A new Eurobarometer survey has found that 72 per cent of respondents considered themselves to be uninformed on agricultural issues and over half (54 per cent) had never heard or read about the CAP. The 43 per cent who claim to have at least some degree of awareness comprises of 34 per cent who say ‘they don’t really know exactly what it is’ and just 9 per cent who say they know ‘exactly what it is’.
Not surprisingly, the highest level of awareness is found in France, where almost two-thirds (64 per cent) have heard of the CAP and nearly one in five (19 per cent) are exactly aware. There is also high awareness in two other beneficiary member states, Ireland (61 per cent, 16 per cent exactly aware) and Poland (60 per cent, 10 per cent exactly aware).
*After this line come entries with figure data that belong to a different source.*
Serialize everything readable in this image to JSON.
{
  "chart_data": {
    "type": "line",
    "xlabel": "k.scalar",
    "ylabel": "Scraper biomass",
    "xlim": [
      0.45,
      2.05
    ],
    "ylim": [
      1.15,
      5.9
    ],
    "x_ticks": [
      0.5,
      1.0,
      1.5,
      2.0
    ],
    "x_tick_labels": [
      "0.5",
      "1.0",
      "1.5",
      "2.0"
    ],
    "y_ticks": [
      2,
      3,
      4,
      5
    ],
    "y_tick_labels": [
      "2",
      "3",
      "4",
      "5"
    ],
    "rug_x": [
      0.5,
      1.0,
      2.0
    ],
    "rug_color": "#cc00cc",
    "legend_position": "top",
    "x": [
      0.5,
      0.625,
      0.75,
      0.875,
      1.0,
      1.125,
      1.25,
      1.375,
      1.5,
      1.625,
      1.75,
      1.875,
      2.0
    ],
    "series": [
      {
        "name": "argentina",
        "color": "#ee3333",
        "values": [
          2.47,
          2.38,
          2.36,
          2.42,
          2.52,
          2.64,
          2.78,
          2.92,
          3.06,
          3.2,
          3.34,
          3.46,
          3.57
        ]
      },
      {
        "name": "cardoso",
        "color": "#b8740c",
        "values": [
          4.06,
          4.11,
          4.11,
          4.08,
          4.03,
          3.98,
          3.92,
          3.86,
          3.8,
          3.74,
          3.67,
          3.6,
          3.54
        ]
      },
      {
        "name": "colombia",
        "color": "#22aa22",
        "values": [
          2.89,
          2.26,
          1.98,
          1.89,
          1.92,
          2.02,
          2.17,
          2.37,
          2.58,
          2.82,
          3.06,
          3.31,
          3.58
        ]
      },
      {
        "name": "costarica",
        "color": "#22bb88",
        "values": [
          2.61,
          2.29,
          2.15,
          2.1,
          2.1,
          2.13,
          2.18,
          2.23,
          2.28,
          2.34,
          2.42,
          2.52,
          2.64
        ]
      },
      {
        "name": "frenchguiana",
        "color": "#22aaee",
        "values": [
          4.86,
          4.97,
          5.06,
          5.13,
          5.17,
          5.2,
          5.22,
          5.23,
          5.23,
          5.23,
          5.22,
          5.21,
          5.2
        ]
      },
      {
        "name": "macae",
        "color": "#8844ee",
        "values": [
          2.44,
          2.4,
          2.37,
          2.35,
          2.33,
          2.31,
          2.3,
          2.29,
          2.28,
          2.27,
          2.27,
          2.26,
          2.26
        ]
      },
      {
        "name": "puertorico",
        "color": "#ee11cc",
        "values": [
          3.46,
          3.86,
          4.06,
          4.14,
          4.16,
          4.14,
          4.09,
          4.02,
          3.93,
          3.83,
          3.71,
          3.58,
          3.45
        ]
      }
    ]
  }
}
Having been told that 40 per cent of the overall EU budget is spent on agriculture, only 16 per cent thought this was too high and almost 6 in 10 thought that this share should stay the same or increase in coming years. But then presumably if one told some respondents that 40 per cent of the EU budget went on supporting small shopkeepers, one might get a similar pattern of answers.
Those questioned (41 per cent) thought that ensuring the health and safety of food products should be the main priority of the CAP and one might question how far that forms part of the policy.
In between public ignorance and concentrated interests seeking to defend the CAP, it’s difficult to find a space in which reformists can insert themselves.
I do love the way that the Commission phrases its questions to elicit the answers it wants. For instance, the question on whether the CAP budget is too much, too little or about right. The question fails to tell the interviewees what the total for CAP spending actually is! Instead, it says that the CAP takes around 40% of the EU budget. Well unless people happen to know what the total EU budget is, they’ll have no way of deducing what the 40% means in cold, hard cash.
Phrase the question another way, “The EU budget for agriculture and rural development represents around €55 billion annually. Do you think that this amount is insufficient, adequate or too high?” and I suspect the answer would be rather different.
Read the Eurobarometer report for yourself, here.
I agree with J. Thurston. Even in the most pro-Cap countries, the public opinion has become very critical of the CAP for 2 years (well, Oxfam helped, so did farmsubsidy.org, and the various mad cows and FMD which showed the public opinion that agriculture was not the bucolic farmer ploughing with a horse shown in commercials). It is visible in every debate, even in France. Still, you don’t see anything in EuroBarometer… strange.